His business provided jobs and gave the people a voice. He hosted events in the lower level of his store to promote other local businesses and to give youths a place to go and learn. He did this all at a low cost to others. All of these things are often overlooked by corporations. These very entities, some of them international, are the ones that replace local businesses like Joey’s and build huge luxury high-rises on the Lower East Side. They have created this unnatural development and have sped up gentrification at an alarming rate. Landlords like Joey’s raise the rent to follow the trends set by corporations. They do this all for one reason. Because they can.
On March 31, Village Works bookstore, at least the Lower East Side version, ceased to exist. Sheridan was unable to renew his lease due to a 40 percent rent increase. Like many other local businesses before him (Jing Fong restaurant on Elizabeth Street, the jewelry and Army/Navy stores on Canal Street), Village Works bookstore was a victim of gentrification and greed. Not the kind where everybody makes more money and moves up naturally, but the kind where a small percentage of the population continues to raise the rent.
Raw gentrification is scary. It slowly picks apart local businesses until there is nothing left, while also renovating or building new commercial spaces. These spaces are often very expensive and are created to house tenants that can afford such high prices. Usually these new tenants will be corporate-owned or chain store franchises that strip away at the character and core of the neighborhood.
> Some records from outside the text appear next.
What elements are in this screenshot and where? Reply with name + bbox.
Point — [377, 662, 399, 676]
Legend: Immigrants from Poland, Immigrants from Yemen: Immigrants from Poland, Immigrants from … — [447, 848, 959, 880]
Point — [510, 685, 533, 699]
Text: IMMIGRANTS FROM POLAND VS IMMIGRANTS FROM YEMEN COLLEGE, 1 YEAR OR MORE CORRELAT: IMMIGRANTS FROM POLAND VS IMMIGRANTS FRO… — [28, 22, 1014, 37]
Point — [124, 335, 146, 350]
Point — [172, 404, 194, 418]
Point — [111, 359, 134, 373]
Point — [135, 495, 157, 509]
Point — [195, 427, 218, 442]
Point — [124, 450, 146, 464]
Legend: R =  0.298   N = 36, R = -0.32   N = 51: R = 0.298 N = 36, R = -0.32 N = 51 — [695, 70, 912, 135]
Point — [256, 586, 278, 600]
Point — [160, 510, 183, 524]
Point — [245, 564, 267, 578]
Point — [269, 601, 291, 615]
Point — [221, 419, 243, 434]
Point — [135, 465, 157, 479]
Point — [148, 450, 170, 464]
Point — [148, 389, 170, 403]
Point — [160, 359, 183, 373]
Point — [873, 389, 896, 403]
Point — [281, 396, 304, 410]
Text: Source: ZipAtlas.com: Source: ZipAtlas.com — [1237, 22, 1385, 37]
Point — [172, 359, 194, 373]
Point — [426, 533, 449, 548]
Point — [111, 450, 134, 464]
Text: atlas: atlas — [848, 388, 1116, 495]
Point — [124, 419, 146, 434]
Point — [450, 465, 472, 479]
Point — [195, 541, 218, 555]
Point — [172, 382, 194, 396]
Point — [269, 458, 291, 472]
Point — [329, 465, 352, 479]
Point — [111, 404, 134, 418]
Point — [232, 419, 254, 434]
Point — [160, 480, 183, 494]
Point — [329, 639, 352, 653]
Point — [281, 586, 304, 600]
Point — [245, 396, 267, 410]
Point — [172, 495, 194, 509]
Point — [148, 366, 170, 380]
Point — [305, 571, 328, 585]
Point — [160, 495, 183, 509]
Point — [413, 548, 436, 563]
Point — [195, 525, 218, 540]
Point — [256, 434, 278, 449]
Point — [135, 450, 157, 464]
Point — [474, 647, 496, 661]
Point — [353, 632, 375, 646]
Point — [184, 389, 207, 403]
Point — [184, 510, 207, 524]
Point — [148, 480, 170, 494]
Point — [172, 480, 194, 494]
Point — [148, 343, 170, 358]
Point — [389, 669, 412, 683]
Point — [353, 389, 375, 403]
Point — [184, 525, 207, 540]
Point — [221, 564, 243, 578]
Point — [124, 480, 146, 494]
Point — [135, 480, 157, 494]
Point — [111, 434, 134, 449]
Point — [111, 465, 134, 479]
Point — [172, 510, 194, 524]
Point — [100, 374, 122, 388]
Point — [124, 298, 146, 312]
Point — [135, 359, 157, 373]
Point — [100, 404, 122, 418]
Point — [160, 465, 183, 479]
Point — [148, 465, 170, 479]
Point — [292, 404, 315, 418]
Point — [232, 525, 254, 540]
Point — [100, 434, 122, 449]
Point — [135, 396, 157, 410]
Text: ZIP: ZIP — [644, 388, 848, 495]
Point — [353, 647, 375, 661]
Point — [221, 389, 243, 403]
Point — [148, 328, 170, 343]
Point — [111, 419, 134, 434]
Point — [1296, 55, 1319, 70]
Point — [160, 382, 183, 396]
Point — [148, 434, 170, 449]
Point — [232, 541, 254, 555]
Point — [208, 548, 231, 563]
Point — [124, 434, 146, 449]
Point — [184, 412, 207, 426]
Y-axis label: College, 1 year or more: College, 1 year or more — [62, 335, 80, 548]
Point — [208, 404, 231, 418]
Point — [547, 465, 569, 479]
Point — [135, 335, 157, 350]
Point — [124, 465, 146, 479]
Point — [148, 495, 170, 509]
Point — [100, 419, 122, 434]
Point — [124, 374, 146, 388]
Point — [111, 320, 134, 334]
These new retailers no longer give consumers a “local business experience,” in which people know each other and interact on a daily basis.
Instead what is created is a sterile, corporate environment, where people pay high prices for a product, and people do not go beyond saying the average “hello” or “have a good day.” Imagine instead of a Village Works bookstore, that you end up with an Amazon bookstore. Instead of a Jing Fong restaurant, you get a McDonald’s. Now imagine a Kay Jewelers on Canal Street or a Gap replacing Army/Navy stores! Without these local businesses, we might as well be another strip mall in corporate America.
However, all is not lost, at least in the case of Village Works. EV Grieve reported that the store is reopening at 12 St. Mark’s Place.
Lau, 14, previously wrote about a pop-up Louis Vuitton window display by Clayton Patterson.